- Born: 1886 Berlin, Germany
- Died: 1984 (aged 97–98) Hawaii, US
- Citizenship: American

= Waldemar von Zedtwitz =

German-American bridge player

Baron Waldemar Konrad von Zedtwitz (May 8, 1896 – October 5, 1984) was a German-born American bridge player and administrator.

== Early life ==
Von Zedtwitz was born in Berlin, Germany. His mother was Mary Elizabeth Breckinridge Caldwell, daughter of American businessman William Shakespeare Caldwell (eldest son of James H. Caldwell), one of Louisville's first millionaires by the late 1850s, and sister of Mary Gwendoline, Marquise des Monstiers-Mérinville. His father was Baron Moritz Curt von Zedtwitz, a German diplomat who belonged to the old Zedtwitz noble family, which rose under the Electorate of Saxony. His parents were married in June 1890. His father died in a boating accident on August 18, 1896, when he was just three months old.

He was educated at Berlin and Bern, and later served in the German cavalry during World War I. He became a naturalized American citizen.

==Career==
He was a lexicographer and linguist.

Von Zedtwitz was a keen backgammon player, winning a major tournament at age 82. He lived for 47 years in New York City before relocating to Hawaii in 1977. He died in Hawaii in 1984.

He was friends with Harold Vanderbilt, the inventor of contract bridge, and became an early and enthusiastic competitor and promoter of the game, including a tour of Europe.

Von Zedtwitz was 1932 president of the American Bridge League, one of the organizations whose merger established the American Contract Bridge League (ACBL) in 1937. The ACBL credits him with saving it by his emergency service as president in 1948 and 1949. He was a founder of the World Bridge Federation.

=== ACBL Hall of Fame ===
Von Zedtwitz was inducted into its hall of fame by The Bridge World in 1966, which brought the number of members to nine.
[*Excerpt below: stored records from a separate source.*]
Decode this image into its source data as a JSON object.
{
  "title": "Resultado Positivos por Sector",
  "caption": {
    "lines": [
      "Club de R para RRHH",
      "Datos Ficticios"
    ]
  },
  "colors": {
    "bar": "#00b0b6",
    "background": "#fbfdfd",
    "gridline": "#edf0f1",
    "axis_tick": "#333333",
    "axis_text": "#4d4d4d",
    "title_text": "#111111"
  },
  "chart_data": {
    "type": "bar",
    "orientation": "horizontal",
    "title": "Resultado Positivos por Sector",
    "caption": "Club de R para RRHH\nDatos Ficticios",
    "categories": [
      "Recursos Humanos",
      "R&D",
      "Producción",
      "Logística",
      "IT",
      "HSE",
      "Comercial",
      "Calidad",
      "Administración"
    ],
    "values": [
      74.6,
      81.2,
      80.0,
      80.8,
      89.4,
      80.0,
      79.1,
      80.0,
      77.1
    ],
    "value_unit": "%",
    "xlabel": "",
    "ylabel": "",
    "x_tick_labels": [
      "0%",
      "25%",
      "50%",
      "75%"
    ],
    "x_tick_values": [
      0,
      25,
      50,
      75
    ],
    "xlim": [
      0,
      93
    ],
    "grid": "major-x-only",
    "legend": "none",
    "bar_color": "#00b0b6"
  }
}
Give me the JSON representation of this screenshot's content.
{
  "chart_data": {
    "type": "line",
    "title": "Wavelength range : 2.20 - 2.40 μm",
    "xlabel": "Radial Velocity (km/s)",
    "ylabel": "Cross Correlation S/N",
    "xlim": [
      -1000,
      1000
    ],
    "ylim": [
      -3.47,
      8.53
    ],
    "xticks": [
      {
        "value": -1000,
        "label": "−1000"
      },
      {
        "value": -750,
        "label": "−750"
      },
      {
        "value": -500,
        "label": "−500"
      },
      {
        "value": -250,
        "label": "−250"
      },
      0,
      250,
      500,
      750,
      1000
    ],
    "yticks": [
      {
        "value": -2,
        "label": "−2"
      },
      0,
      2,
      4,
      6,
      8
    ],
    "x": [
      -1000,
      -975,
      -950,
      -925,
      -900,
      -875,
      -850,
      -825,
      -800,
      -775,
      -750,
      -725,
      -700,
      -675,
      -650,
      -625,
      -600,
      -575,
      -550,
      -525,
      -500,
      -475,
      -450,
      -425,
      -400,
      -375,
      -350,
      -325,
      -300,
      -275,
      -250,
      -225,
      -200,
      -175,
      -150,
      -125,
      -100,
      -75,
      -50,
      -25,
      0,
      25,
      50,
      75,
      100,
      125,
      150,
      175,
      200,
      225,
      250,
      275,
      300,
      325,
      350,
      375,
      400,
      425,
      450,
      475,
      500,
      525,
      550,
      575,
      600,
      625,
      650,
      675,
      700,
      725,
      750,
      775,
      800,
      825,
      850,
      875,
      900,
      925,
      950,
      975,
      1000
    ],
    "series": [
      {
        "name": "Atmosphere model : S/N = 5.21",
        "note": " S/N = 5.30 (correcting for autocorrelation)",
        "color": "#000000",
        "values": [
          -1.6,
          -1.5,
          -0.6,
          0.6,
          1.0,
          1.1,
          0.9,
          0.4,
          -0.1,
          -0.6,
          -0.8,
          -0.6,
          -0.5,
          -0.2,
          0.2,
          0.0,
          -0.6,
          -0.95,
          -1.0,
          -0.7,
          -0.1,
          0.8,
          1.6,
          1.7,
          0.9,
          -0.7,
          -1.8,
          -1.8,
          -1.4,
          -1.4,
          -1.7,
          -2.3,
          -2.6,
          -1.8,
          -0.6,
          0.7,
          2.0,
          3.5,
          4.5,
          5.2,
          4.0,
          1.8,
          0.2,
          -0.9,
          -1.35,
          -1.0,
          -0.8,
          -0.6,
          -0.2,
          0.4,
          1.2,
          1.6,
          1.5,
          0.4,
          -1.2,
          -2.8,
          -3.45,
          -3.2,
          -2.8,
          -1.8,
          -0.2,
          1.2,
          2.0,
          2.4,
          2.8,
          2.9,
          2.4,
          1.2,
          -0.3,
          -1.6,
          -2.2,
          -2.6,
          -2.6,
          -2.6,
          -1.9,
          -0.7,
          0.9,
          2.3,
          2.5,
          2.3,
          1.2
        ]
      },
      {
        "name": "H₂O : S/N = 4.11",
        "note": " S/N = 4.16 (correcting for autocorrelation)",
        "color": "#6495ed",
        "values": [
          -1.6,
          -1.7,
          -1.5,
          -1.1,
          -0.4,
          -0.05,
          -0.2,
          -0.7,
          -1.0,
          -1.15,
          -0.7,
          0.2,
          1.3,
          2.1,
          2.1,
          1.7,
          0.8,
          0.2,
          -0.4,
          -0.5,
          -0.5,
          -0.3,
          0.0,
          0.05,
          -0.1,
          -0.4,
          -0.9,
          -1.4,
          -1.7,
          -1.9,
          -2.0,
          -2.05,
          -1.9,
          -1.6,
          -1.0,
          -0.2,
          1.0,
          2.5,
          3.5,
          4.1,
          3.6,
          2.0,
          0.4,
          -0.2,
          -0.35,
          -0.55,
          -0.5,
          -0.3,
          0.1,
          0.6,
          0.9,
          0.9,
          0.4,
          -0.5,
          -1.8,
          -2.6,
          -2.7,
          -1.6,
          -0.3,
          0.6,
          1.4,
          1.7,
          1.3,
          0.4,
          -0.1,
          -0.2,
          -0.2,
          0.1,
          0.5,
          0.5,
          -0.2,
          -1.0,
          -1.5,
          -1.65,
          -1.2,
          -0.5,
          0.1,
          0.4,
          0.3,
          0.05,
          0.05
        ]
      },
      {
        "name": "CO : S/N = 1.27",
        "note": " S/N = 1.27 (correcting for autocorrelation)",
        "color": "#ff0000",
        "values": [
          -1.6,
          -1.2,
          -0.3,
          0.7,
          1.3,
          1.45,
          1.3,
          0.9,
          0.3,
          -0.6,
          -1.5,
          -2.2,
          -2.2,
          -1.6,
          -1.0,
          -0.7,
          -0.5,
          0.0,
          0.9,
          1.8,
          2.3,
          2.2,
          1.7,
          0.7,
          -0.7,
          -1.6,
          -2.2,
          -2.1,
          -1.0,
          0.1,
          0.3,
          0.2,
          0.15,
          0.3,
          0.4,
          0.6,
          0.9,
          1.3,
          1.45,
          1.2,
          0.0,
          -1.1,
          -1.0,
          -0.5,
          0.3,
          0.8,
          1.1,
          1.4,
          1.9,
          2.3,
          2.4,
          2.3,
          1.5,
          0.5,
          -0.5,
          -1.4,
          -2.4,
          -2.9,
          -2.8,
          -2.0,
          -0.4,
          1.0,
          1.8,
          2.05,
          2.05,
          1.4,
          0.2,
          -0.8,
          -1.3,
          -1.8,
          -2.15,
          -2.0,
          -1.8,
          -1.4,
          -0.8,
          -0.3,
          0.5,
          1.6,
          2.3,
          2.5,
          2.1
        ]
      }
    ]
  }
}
They were made founding members of the ACBL Hall of Fame in 1995.

===Von Zedtwitz Award===
The ACBL Hall of Fame established the von Zedtwitz Award to be given to living or deceased individual(s) who have achieved prominence in the game of bridge and have an outstanding tournament record but who may not have been in the limelight for a significant period of time. Each year, as many as two recipients may be selected by the Hall of Fame Committee whenever deemed appropriate.

==Bridge accomplishments==

===Honors===

- ACBL Hall of Fame, 1966

===Wins===

- North American Bridge Championships (20)
  - Master Individual (1) 1936
  - von Zedtwitz Life Master Pairs (1) 1930
  - Wernher Open Pairs (1) 1946
  - Fall National Open Pairs (2) 1928, 1937
  - Vanderbilt (3) 1930, 1932, 1940
  - Barclay Trophy (1) 1948
  - Spingold (1) 1930
  - Masters Team of 4 (1) 1937
  - Chicago Mixed Board-a-Match (4) 1940, 1942, 1945, 1965
  - Reisinger (2) 1932, 1945
  - Spingold (3) 1941, 1947, 1953

===Runners-up===

- North American Bridge Championships
  - von Zedtwitz Life Master Pairs (2) 1933, 1939
  - Wernher Open Pairs (2) 1938, 1953
  - Fall National Open Pairs (3) 1933, 1942, 1955
  - Vanderbilt (6) 1937, 1938, 1943, 1945, 1946, 1960
  - Spingold (1) 1933
  - Masters Team of 4 (1) 1936
  - Mitchell Board-a-Match Teams (1) 1952
  - Chicago Mixed Board-a-Match (3) 1933, 1935, 1956
  - Reisinger (7) 1930, 1933, 1938, 1939, 1941, 1942, 1964
  - Spingold (5) 1940, 1945, 1949, 1950, 1963

==Personal life==
In 1929, Baron Von Zedtwitz bought a duplex penthouse apartment in New York City from Lloyd C. Griscom at 812 Park Avenue, the James Edwin Ruthven Carpenter Jr. designed housing cooperative on the southwest corner of 75th Street. He lived in the apartment "with old masters decorating his walls" until he moved to Hawaii in 1977.

Zedtwitz, a lifelong bachelor, died in Hawaii on October 5, 1984 from respiratory problems following a stroke.